Case StudyDigital Services Architecture

AI and Geospatial Intelligence Transform Public Reporting in Westminster City Council

Geospatial AI, or GeoAI, combines artificial intelligence with location-based data and geographic information systems to analyze and interpret spatial information intelligently and at scale.

This entry is part 9 of 9 in the series Transforming Government with AI

Westminster City Council, serving a densely populated urban area, faced significant challenges with its outdated public reporting system for issues like waste management and street cleanliness.

The legacy process suffered from inconsistent location data, manual handling delays, and inaccuracies, leading to inefficient service delivery.

To address this, the council developed Report It, a cloud-based platform leveraging AI and geospatial intelligence. Key features include:

  • Integration of Google Maps API, advanced geocoding, and Unique Street Reference Numbers (USRN) for precise issue location mapping and optimized routing.
  • AI-powered tools for image classification (e.g., categorizing photos of reported problems) and a chatbot for guiding user inputs, ensuring accurate submissions.

The project involved collaboration across internal teams (digital, GIS, waste services, IT) and external partners, following a five-stage design process with resident surveys, interviews, and observational research to refine the user experience.

Outcomes and Benefits

  • Efficiency Gains: Submission accuracy rose to 86% (from previous lower levels), with average reporting time dropping from 5 minutes to just 88 seconds. Response times improved, site visits decreased, and manual processes were fully eliminated.
  • Broader Impact: Enhanced cross-departmental data sharing has extended the platform to services like streetlighting, highways maintenance, and anti-social behavior reporting, fostering better collaboration and resource allocation.
  • Citizen Engagement: Increased trust and participation in reporting, with residents appreciating the intuitive, mobile-friendly interface.

The initiative has sparked interest from other UK authorities, positioning it as a model for national replication. Looking ahead, Westminster plans to expand Report It to more service areas, emphasizing smarter data use for proactive issue resolution and improved public outcomes.

Geospatial AI

Geospatial AI, or GeoAI, combines artificial intelligence with location-based data and geographic information systems to analyze and interpret spatial information intelligently and at scale. It processes diverse inputs such as satellite imagery, GPS tracks, addresses, and sensor data from IoT devices.

By applying machine learning techniques like computer vision, natural language processing, and predictive modeling, GeoAI can detect objects in images, understand place references in text, forecast risks such as floods or traffic, and automate decision-making.

At its core, the technology ingests vast datasets, runs advanced algorithms to extract patterns, and integrates results with GIS tools to produce maps, optimized routes, or real-time alerts. In practice, it powers applications from urban issue reporting—where it classifies photos and pinpoints problems accurately—to disaster response, precision agriculture, and environmental monitoring.

The benefits include faster processing, higher accuracy, proactive issue detection, and significant cost savings through efficient resource use. However, challenges remain, including data quality, privacy concerns, and integration with legacy systems.

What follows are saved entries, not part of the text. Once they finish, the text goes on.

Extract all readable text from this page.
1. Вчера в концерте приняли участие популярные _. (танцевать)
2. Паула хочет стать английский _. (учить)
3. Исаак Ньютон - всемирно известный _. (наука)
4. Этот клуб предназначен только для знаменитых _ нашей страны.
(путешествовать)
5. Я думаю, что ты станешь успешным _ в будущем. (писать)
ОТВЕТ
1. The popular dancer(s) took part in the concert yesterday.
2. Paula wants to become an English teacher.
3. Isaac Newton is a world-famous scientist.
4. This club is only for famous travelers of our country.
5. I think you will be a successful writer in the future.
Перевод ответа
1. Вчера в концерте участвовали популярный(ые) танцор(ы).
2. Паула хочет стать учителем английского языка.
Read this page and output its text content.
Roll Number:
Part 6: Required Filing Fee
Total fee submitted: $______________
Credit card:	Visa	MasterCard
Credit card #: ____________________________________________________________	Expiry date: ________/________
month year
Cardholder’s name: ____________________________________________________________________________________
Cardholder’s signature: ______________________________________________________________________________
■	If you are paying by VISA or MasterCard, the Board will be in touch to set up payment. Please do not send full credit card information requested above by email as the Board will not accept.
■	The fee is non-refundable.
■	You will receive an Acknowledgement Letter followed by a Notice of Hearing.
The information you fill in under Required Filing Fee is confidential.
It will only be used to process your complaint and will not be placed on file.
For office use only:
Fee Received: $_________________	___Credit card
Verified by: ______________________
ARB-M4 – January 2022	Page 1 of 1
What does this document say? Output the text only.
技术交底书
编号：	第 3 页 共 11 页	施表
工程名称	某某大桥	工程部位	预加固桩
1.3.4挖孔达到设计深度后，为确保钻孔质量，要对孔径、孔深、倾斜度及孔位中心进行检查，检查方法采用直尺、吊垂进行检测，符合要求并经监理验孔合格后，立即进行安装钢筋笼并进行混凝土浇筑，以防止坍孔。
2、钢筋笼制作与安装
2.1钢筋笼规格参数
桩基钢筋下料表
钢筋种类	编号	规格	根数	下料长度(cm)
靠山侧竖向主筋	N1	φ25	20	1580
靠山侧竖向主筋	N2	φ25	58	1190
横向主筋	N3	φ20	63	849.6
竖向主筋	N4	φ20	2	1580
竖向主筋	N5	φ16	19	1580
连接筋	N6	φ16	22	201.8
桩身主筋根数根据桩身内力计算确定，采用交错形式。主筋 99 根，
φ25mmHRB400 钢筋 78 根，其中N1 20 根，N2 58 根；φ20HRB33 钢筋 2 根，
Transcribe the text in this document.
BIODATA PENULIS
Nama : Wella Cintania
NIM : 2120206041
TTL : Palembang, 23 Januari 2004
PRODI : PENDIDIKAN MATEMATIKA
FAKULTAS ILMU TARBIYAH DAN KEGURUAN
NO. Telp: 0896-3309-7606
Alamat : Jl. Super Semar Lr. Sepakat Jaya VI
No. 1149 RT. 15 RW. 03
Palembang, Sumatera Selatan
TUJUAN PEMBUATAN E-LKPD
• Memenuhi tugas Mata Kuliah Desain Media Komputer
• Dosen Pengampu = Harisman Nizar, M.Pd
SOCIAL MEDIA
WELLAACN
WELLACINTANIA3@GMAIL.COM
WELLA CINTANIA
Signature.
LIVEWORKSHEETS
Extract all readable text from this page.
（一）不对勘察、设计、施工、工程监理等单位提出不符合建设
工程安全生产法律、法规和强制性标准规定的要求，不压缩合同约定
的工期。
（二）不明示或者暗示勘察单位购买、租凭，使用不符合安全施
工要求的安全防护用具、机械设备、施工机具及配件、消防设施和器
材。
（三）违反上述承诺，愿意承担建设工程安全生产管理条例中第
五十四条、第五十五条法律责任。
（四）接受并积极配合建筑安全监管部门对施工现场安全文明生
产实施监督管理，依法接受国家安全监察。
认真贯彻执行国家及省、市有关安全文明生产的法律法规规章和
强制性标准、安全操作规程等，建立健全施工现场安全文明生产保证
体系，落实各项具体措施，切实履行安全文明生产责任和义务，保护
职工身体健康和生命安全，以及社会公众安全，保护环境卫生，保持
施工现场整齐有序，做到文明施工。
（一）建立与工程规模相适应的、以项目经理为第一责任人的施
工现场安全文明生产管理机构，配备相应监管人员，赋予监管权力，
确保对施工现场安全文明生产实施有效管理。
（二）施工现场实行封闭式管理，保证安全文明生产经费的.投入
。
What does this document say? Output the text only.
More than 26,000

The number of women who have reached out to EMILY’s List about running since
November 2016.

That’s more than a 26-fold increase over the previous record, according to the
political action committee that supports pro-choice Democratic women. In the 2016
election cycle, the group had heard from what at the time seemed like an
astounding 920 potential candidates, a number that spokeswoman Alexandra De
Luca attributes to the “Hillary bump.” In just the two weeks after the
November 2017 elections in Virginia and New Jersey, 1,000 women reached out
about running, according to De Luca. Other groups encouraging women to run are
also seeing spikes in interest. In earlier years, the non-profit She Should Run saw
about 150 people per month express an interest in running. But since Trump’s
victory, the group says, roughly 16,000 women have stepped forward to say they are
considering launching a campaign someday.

Looking ahead, GeoAI will drive autonomous navigation, climate resilience, and interactive digital twins of cities, transforming how societies understand and manage the physical world. In essence, it is AI that truly comprehends *where* events occur, turning location into actionable insight.

Unique Street Reference Numbers (USRNs) are standardized, nationally unique identifiers assigned to every street, road, or thoroughfare in Great Britain. Maintained within the National Street Gazetteer (NSG)—a centralized database managed by local highway authorities and coordinated by GeoPlace—they provide a consistent way to reference and locate streets across different systems, organizations, and datasets.

Each USRN is an eight-digit numeric code (e.g., 84012567) linked to detailed metadata, including the street’s official name, geographic coordinates, administrative boundaries, and maintenance responsibility. Unlike postal addresses or descriptive names, which can vary or be duplicated, a USRN unambiguously identifies a specific stretch of road, even when names change or multiple authorities share jurisdiction.

Relation to Geospatial AI

In Westminster City Council’s Report It platform, USRNs play a critical role in accurate geocoding and routing.

When a resident reports an issue like illegal dumping, the system uses AI and mapping tools to convert vague inputs (“near the park on Victoria Street”) into precise coordinates. It then matches these to the correct USRN, ensuring the report is attached to the exact street segment.

This enables:

  • Automated crew dispatch to the right location.
  • Integration with council asset systems (e.g., waste, lighting, highways).
  • Data consistency across departments and external contractors.

By anchoring reports to USRNs, GeoAI eliminates location ambiguity, reduces failed site visits, and accelerates response—transforming public reporting from error-prone to highly reliable.

In short: USRNs are the authoritative “DNA” of Britain’s streets, giving Geospatial AI a trusted spatial backbone for intelligent, location-aware decision-making.